“Insurance is for people who don’t know to keep their heads down and their eyes up” a less-than-wise man once noted. If your home for horses is classified as a business, insurance isn’t just to protect the accident-prone rancher. Some coverage is mandated by the state, while others are simply a good idea. Covering your assets against the unexpected can be the difference between a minor setback and a catastrophic loss.
Liability insurance is all about protecting your business from the outside world. If a visitor hurts themselves on your property, you could be on the hook for their medical bills or even long-term disability costs. States mandate this type of business insurance because it simply makes sense. Few ranch owners can afford the costly litigation and expenses associated with an unexpected visitor injury, which could reach into the hundreds of thousands of dollars. Insurance vastly reduces the amounts due and provides a way of mitigating much of that cost.
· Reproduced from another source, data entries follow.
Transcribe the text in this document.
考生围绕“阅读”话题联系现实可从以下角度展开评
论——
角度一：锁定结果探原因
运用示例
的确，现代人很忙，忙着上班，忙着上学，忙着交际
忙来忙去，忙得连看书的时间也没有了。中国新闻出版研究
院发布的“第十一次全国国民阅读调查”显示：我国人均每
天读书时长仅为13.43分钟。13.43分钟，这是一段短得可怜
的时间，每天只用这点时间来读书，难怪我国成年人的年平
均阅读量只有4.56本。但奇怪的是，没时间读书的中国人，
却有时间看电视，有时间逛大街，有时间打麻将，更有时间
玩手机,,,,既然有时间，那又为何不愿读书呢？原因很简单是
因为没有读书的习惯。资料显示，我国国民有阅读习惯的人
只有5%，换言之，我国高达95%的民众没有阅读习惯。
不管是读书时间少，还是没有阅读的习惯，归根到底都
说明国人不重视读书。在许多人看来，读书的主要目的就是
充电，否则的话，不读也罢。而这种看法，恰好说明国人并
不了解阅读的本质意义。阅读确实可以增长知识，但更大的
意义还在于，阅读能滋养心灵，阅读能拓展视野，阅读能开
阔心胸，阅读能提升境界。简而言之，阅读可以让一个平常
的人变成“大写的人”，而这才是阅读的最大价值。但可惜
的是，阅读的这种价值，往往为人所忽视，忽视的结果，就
States also mandate workers’ compensation in many cases. This type of insurance comes in handy whenever a worker is injured on the job. Farmhands and ranchers spend a lot of time around dangerous tools, uneven ground or ditches, and sometimes ornery livestock. Even if you’ve seen the warning signs of alcoholism in a worker and told them to stop drinking on the job, you could be liable if their shenanigans cause injury to others. Workers’ compensation helps sick or injured farmhands get back on their feet and back at the job, making it an invaluable tool for commonplace mishaps as well as big events.
Sometimes, you’ve just got to let people go. In many states, you’re on the hook for unemployment if they’re fired for reasons other than their own conduct or performance. Unemployment insurance mitigates much of the costs associated with firing, furloughing or otherwise laying off employees. Some coverage can even assist with preventing fraudulent or misunderstood claims by former workers.
While your customers and workers are important assets, horse farmers and ranchers need to consider their equine charges, as well. Coverage for horses includes compensation for mortality or theft, keeping you from heavy losses if your planned sales fail due to illnesses, injuries or rustlers. Some coverage options can compensate you for trips to the vet due to unrest during travels, inclement weather and accidental shootings or collisions. Planning ahead can eliminate much of the costs associated with major medical expenses for horse care.
Running your farm or ranch as a small business means getting business insurance. The right coverage can protect your income, your workers, site visitors and the animals in your care. Make the right choice and get the insurance that best suits your needs. You’ll be protected against the unexpected and enjoy the peace of mind that comes from life on the farm instead of worrying about the damages associated with illness, injury or the weather.